Erin Chandler moved to Los Angeles after graduating from the University of Kentucky in 1989, hoping to make a career as a film actress.
She had her shots: a few TV roles on shows such as Chicago Hope and The Net, and film work that included producing and acting in fellow UK alum Leslie Jordan's autobiographical movie Lost in the Pershing Point Hotel.
But a point came when Chandler realized the big break that thousands of aspiring stars in L.A. long for probably wasn't coming.
"I talked to my Aunt Toss, and she was like, 'You're not some little waif with nowhere to go,'" Chandler recalls. "She said, 'Come home.'
"When I got here, it was like I was just flush with creativity, like I was dropped in this totally amazing little town that I am having a totally different experience with than I did the first time around."
Chandler, 45, is one of the Kentucky Chandlers, granddaughter of A.B. "Happy" Chandler, the two-time Kentucky governor, U.S. senator and commissioner of baseball; and cousin of U.S. Rep. Ben Chandler, a Versailles Democrat who is Toss' son. Though politics and law are what the Chandlers are known for, Erin Chandler says there is an artistic streak in her family. Her aunt Mimi Lewis acted in Hollywood in the 1940s, and her grandmother Angelee Bryant is a published poet.
Lexington audiences will get to see Chandler at work this week as she plays Violet Weston, the pill-popping matriarch of an Oklahoma family that falls apart after the death of Violet's husband, Beverly, in the University of Kentucky Theatre production of Tracy Letts' August: Osage County. Chandler is in her final semester of work on a master's degree in theater from UK.
Director Vic Chaney said he did not know quite what to expect from Chandler when she auditioned.
"There was a point where I thought, 'Is she paraphrasing?' because her delivery was so natural, it seemed like she was making it up," Chaney recalled. "So I had the stage director look at the script, and it was word for word."
Chandler says Chaney told her to "find the 'vile' in Violet," a woman who mercilessly tears her children apart and simultaneously reveres and loathes her philandering late husband.
For the actress, it's been a treat to work on an acclaimed piece of modern theatrical literature because, after she finishes her master's at UK, she plans to start work on a master's in creative non- fiction from Spalding University in Louisville.
"I feel like everything I went through was perfect preparation," Chandler says. "It's given me so much to write about."
Though she is from a prominent family, her life has had rough patches, including the divorce when she was 8 years old of her parents, Dan Chandler, who died in 2004, and Lynne Bryant Chandler, who now lives in North Carolina. Her brother Chan died at age 30 in 1993.
After the divorce, her father moved to Las Vegas and worked at casinos including Caesar's Palace. Erin Chandler and her brother spent the school year in the idyllic world of Woodford County and summers in Sin City.
Those experiences fueled Chandler's writing, primarily the novel Junebug vs. Hurricane, which she said her agent is shopping to publishers. The book also has been turned into a stage play; writer-director Nick Cassavetes is interested in turning it into a movie.
While Vegas wasn't the best environment for a child, Chandler says, the theater bug bit as she hung out backstage with dancers for artists such as Sammy Davis Jr. and Andy Williams.
"By the time I got to UK, I knew I was going to be a theater major, no question," Chandler says.
Now, she is enjoying being back on the stage of UK's Guignol Theatre, though life has presented her another challenge. In her late 20s, Chandler was diagnosed with polymyositis, a chronic inflammation of the muscles that makes acts such as climbing stairs difficult.
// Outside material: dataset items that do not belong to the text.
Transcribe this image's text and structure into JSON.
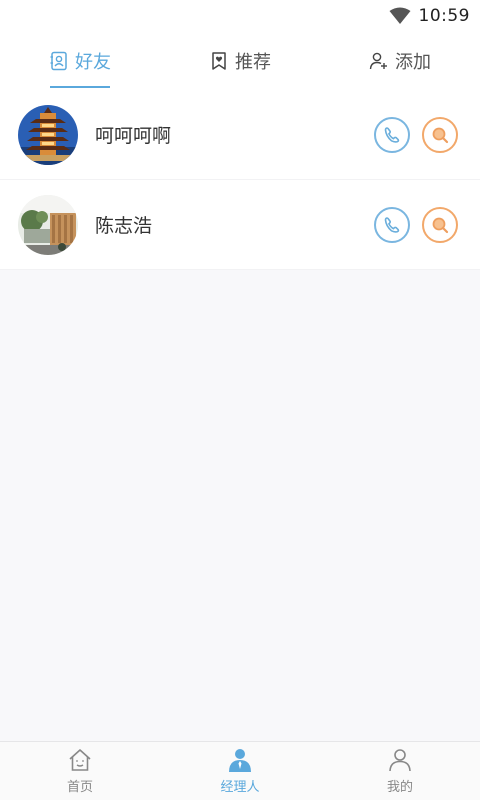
{
  "status_bar": {
    "time": "10:59",
    "wifi_icon": "wifi-icon"
  },
  "tabs": [
    {
      "label": "好友",
      "icon": "contacts-book-icon",
      "active": true
    },
    {
      "label": "推荐",
      "icon": "bookmark-heart-icon",
      "active": false
    },
    {
      "label": "添加",
      "icon": "add-user-icon",
      "active": false
    }
  ],
  "friends": [
    {
      "name": "呵呵呵啊",
      "avatar": "pagoda-photo"
    },
    {
      "name": "陈志浩",
      "avatar": "storefront-photo"
    }
  ],
  "bottom_nav": [
    {
      "label": "首页",
      "icon": "home-icon",
      "active": false
    },
    {
      "label": "经理人",
      "icon": "manager-icon",
      "active": true
    },
    {
      "label": "我的",
      "icon": "profile-icon",
      "active": false
    }
  ],
  "colors": {
    "accent": "#5aa8dc",
    "call": "#7ab6e0",
    "search": "#f2a86a"
  }
}
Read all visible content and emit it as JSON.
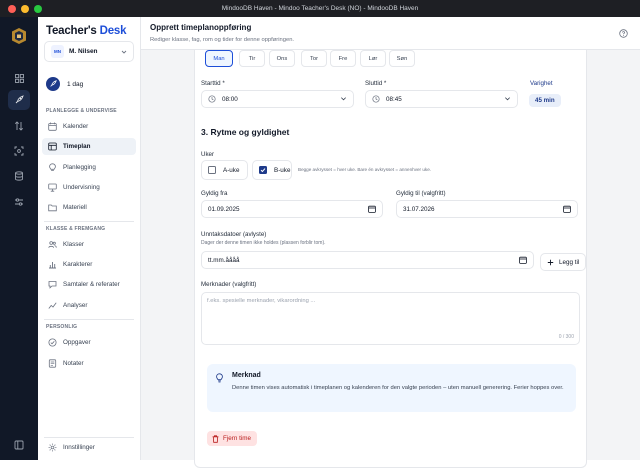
{
  "window": {
    "title": "MindooDB Haven - Mindoo Teacher's Desk (NO) - MindooDB Haven",
    "colors": {
      "close": "#ff5f57",
      "minimize": "#febc2e",
      "maximize": "#28c840",
      "accent": "#1d4ed8",
      "rail": "#111827"
    }
  },
  "rail": {
    "icons": [
      "app-logo-icon",
      "grid-icon",
      "rocket-icon",
      "arrows-updown-icon",
      "scan-icon",
      "database-icon",
      "sliders-icon",
      "panel-toggle-icon"
    ]
  },
  "sidebar": {
    "brand_main": "Teacher's ",
    "brand_accent": "Desk",
    "user": {
      "initials": "MN",
      "name": "M. Nilsen"
    },
    "streak": "1 dag",
    "sections": {
      "plan": "PLANLEGGE & UNDERVISE",
      "class": "KLASSE & FREMGANG",
      "personal": "PERSONLIG"
    },
    "items": {
      "kalender": "Kalender",
      "timeplan": "Timeplan",
      "planlegging": "Planlegging",
      "undervisning": "Undervisning",
      "materiell": "Materiell",
      "klasser": "Klasser",
      "karakterer": "Karakterer",
      "samtaler": "Samtaler & referater",
      "analyser": "Analyser",
      "oppgaver": "Oppgaver",
      "notater": "Notater",
      "innstillinger": "Innstillinger"
    }
  },
  "header": {
    "title": "Opprett timeplanoppføring",
    "subtitle": "Rediger klasse, fag, rom og tider for denne oppføringen."
  },
  "form": {
    "days": [
      "Man",
      "Tir",
      "Ons",
      "Tor",
      "Fre",
      "Lør",
      "Søn"
    ],
    "selected_day": "Man",
    "start_label": "Starttid *",
    "start_value": "08:00",
    "end_label": "Sluttid *",
    "end_value": "08:45",
    "duration_label": "Varighet",
    "duration_value": "45 min",
    "section3_title": "3. Rytme og gyldighet",
    "weeks_label": "Uker",
    "a_week": "A-uke",
    "a_week_checked": false,
    "b_week": "B-uke",
    "b_week_checked": true,
    "weeks_hint": "Begge avkrysset = hver uke. Bare én avkrysset = annenhver uke.",
    "valid_from_label": "Gyldig fra",
    "valid_from_value": "01.09.2025",
    "valid_to_label": "Gyldig til (valgfritt)",
    "valid_to_value": "31.07.2026",
    "exceptions_label": "Unntaksdatoer (avlyste)",
    "exceptions_hint": "Dager der denne timen ikke holdes (plassen forblir tom).",
    "exception_date_value": "tt.mm.åååå",
    "add_button": "Legg til",
    "notes_label": "Merknader (valgfritt)",
    "notes_placeholder": "f.eks. spesielle merknader, vikarordning ...",
    "notes_count": "0 / 300",
    "info_title": "Merknad",
    "info_text": "Denne timen vises automatisk i timeplanen og kalenderen for den valgte perioden – uten manuell generering. Ferier hoppes over.",
    "delete_button": "Fjern time"
  }
}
It's an ailment she has been able to work into her portrayal of Violet, who is supposed to be 20 years older than Chandler, but she says it was another reason she realized she needed to look at things other than acting.
"I can live life, but I can't go mountain climbing at the moment," Chandler says. "It's not fatal, it just makes you physically weak."
Since being back in Lexington, Chandler says, she also has read at the Holler Poets Series at Al's Bar.
Although she has written a play, Chandler would like to follow in the footsteps of new-journalism writers like Hunter S. Thompson and Joan Didion.
"I can't think of anything more fun," Chandler says, "than to go out and have these really wild experiences and then come back and write about them."